SPEAKER_00Uh high value exporters. They're the companies we really want to support, I think, in this country. Um right now there's uh $4.5 billion being spent through 134 different programs in Ottawa. Uh there's no KPIs associated with those programs. Um, if you could, with a written response about what you would do differently in that regard, to have it driven by investment and turn that $4.5 billion around into something that we know will have KPIs. Thank you.

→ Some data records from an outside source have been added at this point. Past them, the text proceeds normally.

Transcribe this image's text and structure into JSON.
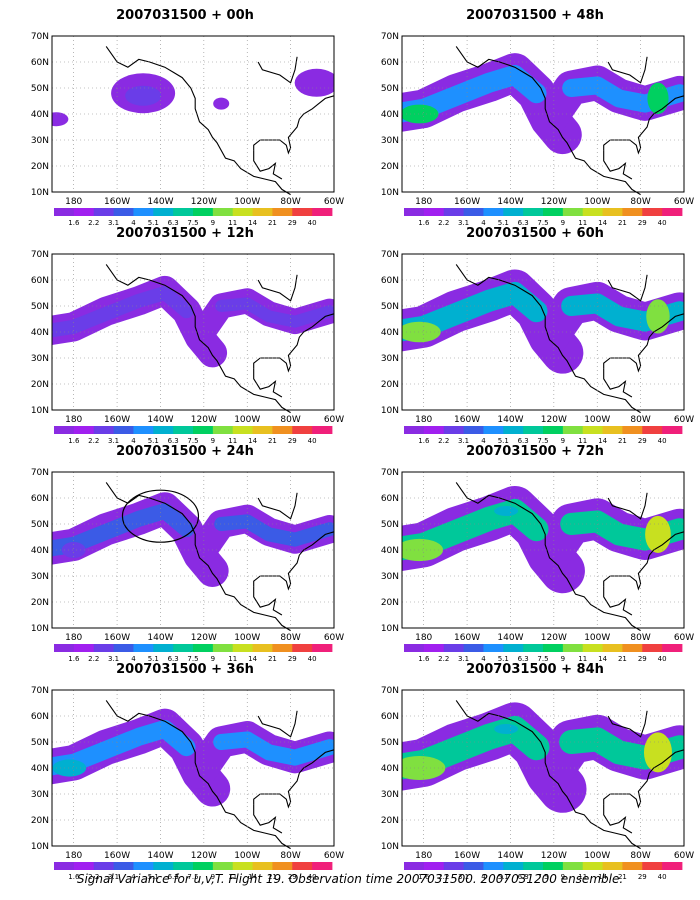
{
  "chart_data": {
    "type": "heatmap",
    "caption": "Signal Variance for u,v,T. Flight 19. Observation time 2007031500. 2007031200 ensemble.",
    "lat_ticks": [
      "70N",
      "60N",
      "50N",
      "40N",
      "30N",
      "20N",
      "10N"
    ],
    "lon_ticks": [
      "180",
      "160W",
      "140W",
      "120W",
      "100W",
      "80W",
      "60W"
    ],
    "colorbar": {
      "labels": [
        "1.6",
        "2.2",
        "3.1",
        "4",
        "5.1",
        "6.3",
        "7.5",
        "9",
        "11",
        "14",
        "21",
        "29",
        "40"
      ],
      "colors": [
        "#8a2be2",
        "#a020f0",
        "#6a3de8",
        "#3b5be6",
        "#1e90ff",
        "#00b0d0",
        "#00c89a",
        "#00d060",
        "#80e040",
        "#c8e020",
        "#e8c020",
        "#f09020",
        "#f04040",
        "#f0207a"
      ]
    },
    "panels": [
      {
        "title": "2007031500 + 00h",
        "lead_hours": 0
      },
      {
        "title": "2007031500 + 48h",
        "lead_hours": 48
      },
      {
        "title": "2007031500 + 12h",
        "lead_hours": 12
      },
      {
        "title": "2007031500 + 60h",
        "lead_hours": 60
      },
      {
        "title": "2007031500 + 24h",
        "lead_hours": 24
      },
      {
        "title": "2007031500 + 72h",
        "lead_hours": 72
      },
      {
        "title": "2007031500 + 36h",
        "lead_hours": 36
      },
      {
        "title": "2007031500 + 84h",
        "lead_hours": 84
      }
    ]
  }
}
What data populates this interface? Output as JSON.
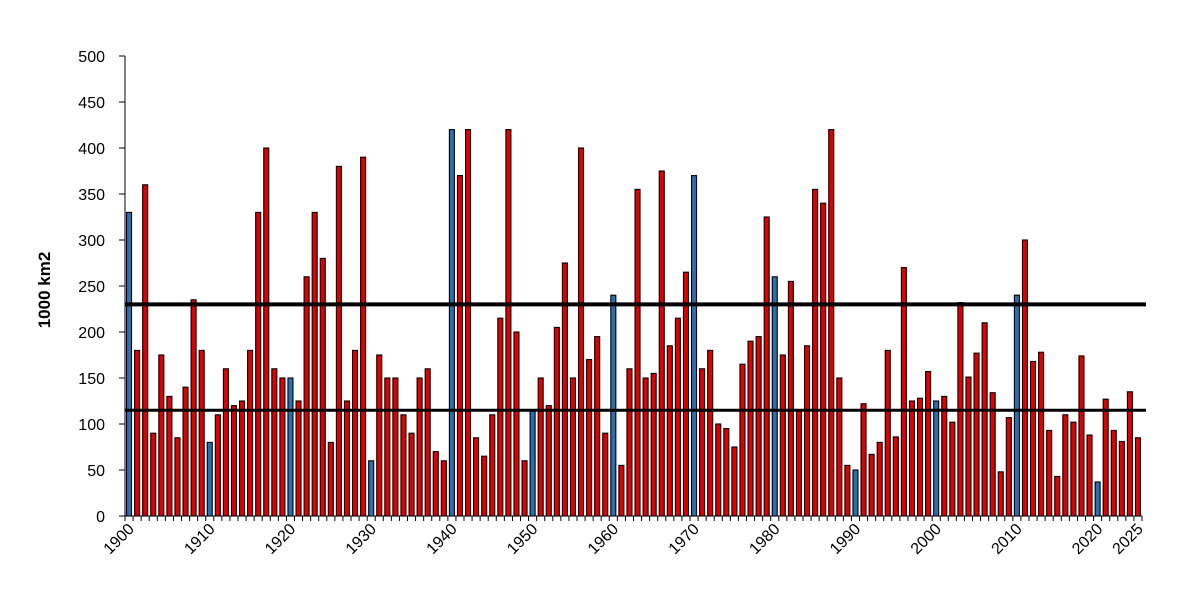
{
  "chart_data": {
    "type": "bar",
    "title": "",
    "xlabel": "",
    "ylabel": "1000 km2",
    "ylim": [
      0,
      500
    ],
    "yticks": [
      0,
      50,
      100,
      150,
      200,
      250,
      300,
      350,
      400,
      450,
      500
    ],
    "xtick_labels": [
      "1900",
      "1910",
      "1920",
      "1930",
      "1940",
      "1950",
      "1960",
      "1970",
      "1980",
      "1990",
      "2000",
      "2010",
      "2020",
      "2025"
    ],
    "grid": false,
    "legend": "none",
    "x": [
      1900,
      1901,
      1902,
      1903,
      1904,
      1905,
      1906,
      1907,
      1908,
      1909,
      1910,
      1911,
      1912,
      1913,
      1914,
      1915,
      1916,
      1917,
      1918,
      1919,
      1920,
      1921,
      1922,
      1923,
      1924,
      1925,
      1926,
      1927,
      1928,
      1929,
      1930,
      1931,
      1932,
      1933,
      1934,
      1935,
      1936,
      1937,
      1938,
      1939,
      1940,
      1941,
      1942,
      1943,
      1944,
      1945,
      1946,
      1947,
      1948,
      1949,
      1950,
      1951,
      1952,
      1953,
      1954,
      1955,
      1956,
      1957,
      1958,
      1959,
      1960,
      1961,
      1962,
      1963,
      1964,
      1965,
      1966,
      1967,
      1968,
      1969,
      1970,
      1971,
      1972,
      1973,
      1974,
      1975,
      1976,
      1977,
      1978,
      1979,
      1980,
      1981,
      1982,
      1983,
      1984,
      1985,
      1986,
      1987,
      1988,
      1989,
      1990,
      1991,
      1992,
      1993,
      1994,
      1995,
      1996,
      1997,
      1998,
      1999,
      2000,
      2001,
      2002,
      2003,
      2004,
      2005,
      2006,
      2007,
      2008,
      2009,
      2010,
      2011,
      2012,
      2013,
      2014,
      2015,
      2016,
      2017,
      2018,
      2019,
      2020,
      2021,
      2022,
      2023,
      2024,
      2025
    ],
    "values": [
      330,
      180,
      360,
      90,
      175,
      130,
      85,
      140,
      235,
      180,
      80,
      110,
      160,
      120,
      125,
      180,
      330,
      400,
      160,
      150,
      150,
      125,
      260,
      330,
      280,
      80,
      380,
      125,
      180,
      390,
      60,
      175,
      150,
      150,
      110,
      90,
      150,
      160,
      70,
      60,
      420,
      370,
      420,
      85,
      65,
      110,
      215,
      420,
      200,
      60,
      115,
      150,
      120,
      205,
      275,
      150,
      400,
      170,
      195,
      90,
      240,
      55,
      160,
      355,
      150,
      155,
      375,
      185,
      215,
      265,
      370,
      160,
      180,
      100,
      95,
      75,
      165,
      190,
      195,
      325,
      260,
      175,
      255,
      115,
      185,
      355,
      340,
      420,
      150,
      55,
      50,
      122,
      67,
      80,
      180,
      86,
      270,
      125,
      128,
      157,
      125,
      130,
      102,
      232,
      151,
      177,
      210,
      134,
      48,
      107,
      240,
      300,
      168,
      178,
      93,
      43,
      110,
      102,
      174,
      88,
      37,
      127,
      93,
      81,
      135,
      85
    ],
    "reference_lines": [
      230,
      115
    ],
    "colors": {
      "default_bar": "#e00000",
      "decade_bar": "#2b6fb3",
      "outline": "#000000",
      "reference_line": "#000000"
    }
  }
}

SPEAKER_05My contribution would be ensuring that as we think about these frameworks, uh, we're approaching it from a fulsom perspective. We we suffer as a country from silver bullet reasoning, uh, hoping that one thing, one tax mechanism, one particular sector will turn everything around. And uh there tends to be reactionary policy. There is much that we have learned over the last 35 years as it relates to the development of the innovation economy in other jurisdictions and in this country. We had the labor-sponsored investment funds in the late 90s. We learned one lesson there. Within our framework, we see that as supply of capital that moved into the ecosystem, but we did not have the deployment mechanisms necessary. Um, IP-rich companies, knowledge-based companies, they need capital at the formation stage in order to be globally competitive. And there's a power law that is often overlooked. Uh the the government has a desire, uh governments of of all stripes uh sometimes have an inclination to try to pick winners. That is not possible. Uh you cannot pick the Blackberry of the future in advance. You can't. Jim, Jim did, many of us would not have been able to. We have to let the private sector lead. We have to let it lead en masse, and it will find the IP and it will find the companies and the founders and back it with risk capital and surprise us with the wealth simples and the blackberries and the hoppers and the Shopify's of the future.
SPEAKER_06So Carly, thank you for your time and uh we appreciate very much. We will suspend temporary.